1Private practice, Southport, Australia

Aboriginal and Torres Strait Islander (ATSI) people are a relatively small proportion of the total Australian population but make up a disproportionately large proportion of Australians facing our courts and incarcerated in our prisons. Racist explanations for these discrepancies have been widely accepted since the British invasion of Australia and are still often shared within the community. I propose that much of the social distress readily seen today amongst ATSI people is the result seen in aboriginal peoples worldwide who were invaded, dispossessed, hunted, and divested of their traditional cultures. This process has been clearly seen in the application of British and then Australian law to the behaviour of ATSI people, to their extreme detriment. A more recent part of this process has been the application to ATSI people of psychological assessment tools and procedures, largely if not completely developed or adopted by, and for application to, Australians belonging to the predominant culture. The inappropriateness of this and its resulting negative impact on ATSI people are increasingly being recognised.
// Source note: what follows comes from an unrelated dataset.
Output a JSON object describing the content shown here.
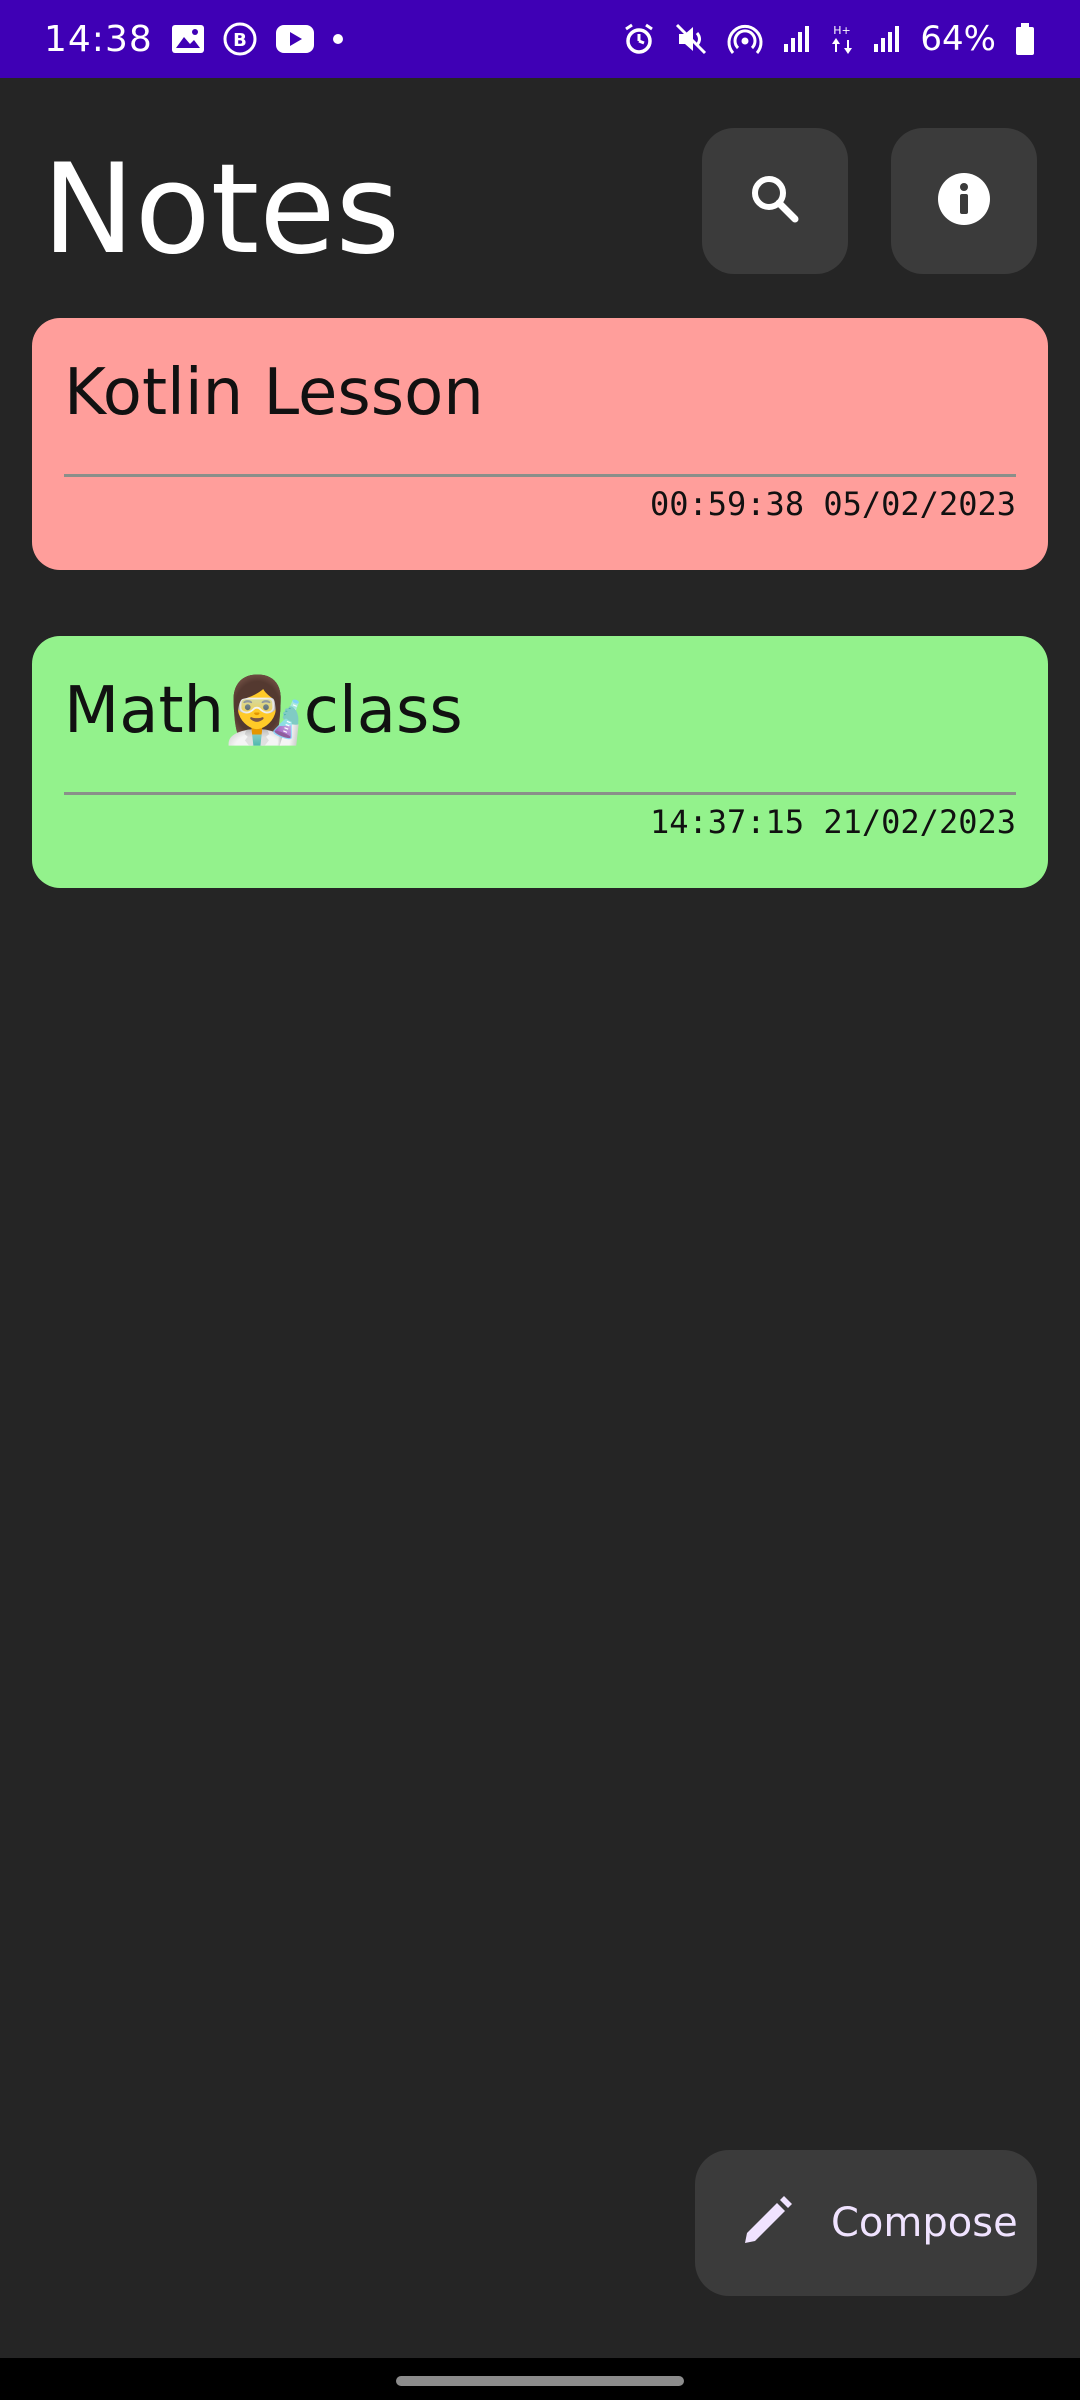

I will outline the necessity, if valid and just forensic psychological assessments of ATSI people are sought, for the development of culturally appropriate assessment tools and interview procedures for use with ATSI clients and the training of forensic psychologists and psychiatrists in their appropriate use. This will be illustrated by recent forensic psychological assessments of two Aboriginal men, each alleged to have committed serious crimes with possibly serious legal outcomes.


Biography:

Psychologist for over 50 years, half in university posts and half in practice. Member, APS, since 1969; Fellow since 1991; Director 2004-2007; President-Elect 2007-2008; President 2008-2010; elected Honorary Fellow 2013. Tutor at Sydney University and University of NSW (1967-1968), then Macquarie University (1969-1971); Lecturer then Senior Lecturer at La Trobe University (1972-1981); Visiting Professor at University of Hawaii (1977) and University of Oregon (1978); Foundation Professor and Head at Bond University (1994-2001); Professor and Head at University of Canberra (2003-2004); Adjunct Professor at University of the Sunshine Coast while he established their Psychology Department and program (2006-2011). 30+ journal publications, including two in Science and one in Nature; author or co-author of 13 best-selling self-help books. Private practice in Melbourne (1981-1993), Canberra (2003-2004) and on the Gold Coast (2005-present) in forensic, clinical & health psychology, Fellow in those APS Colleges. Often in the media, on behalf of the APS or at media request.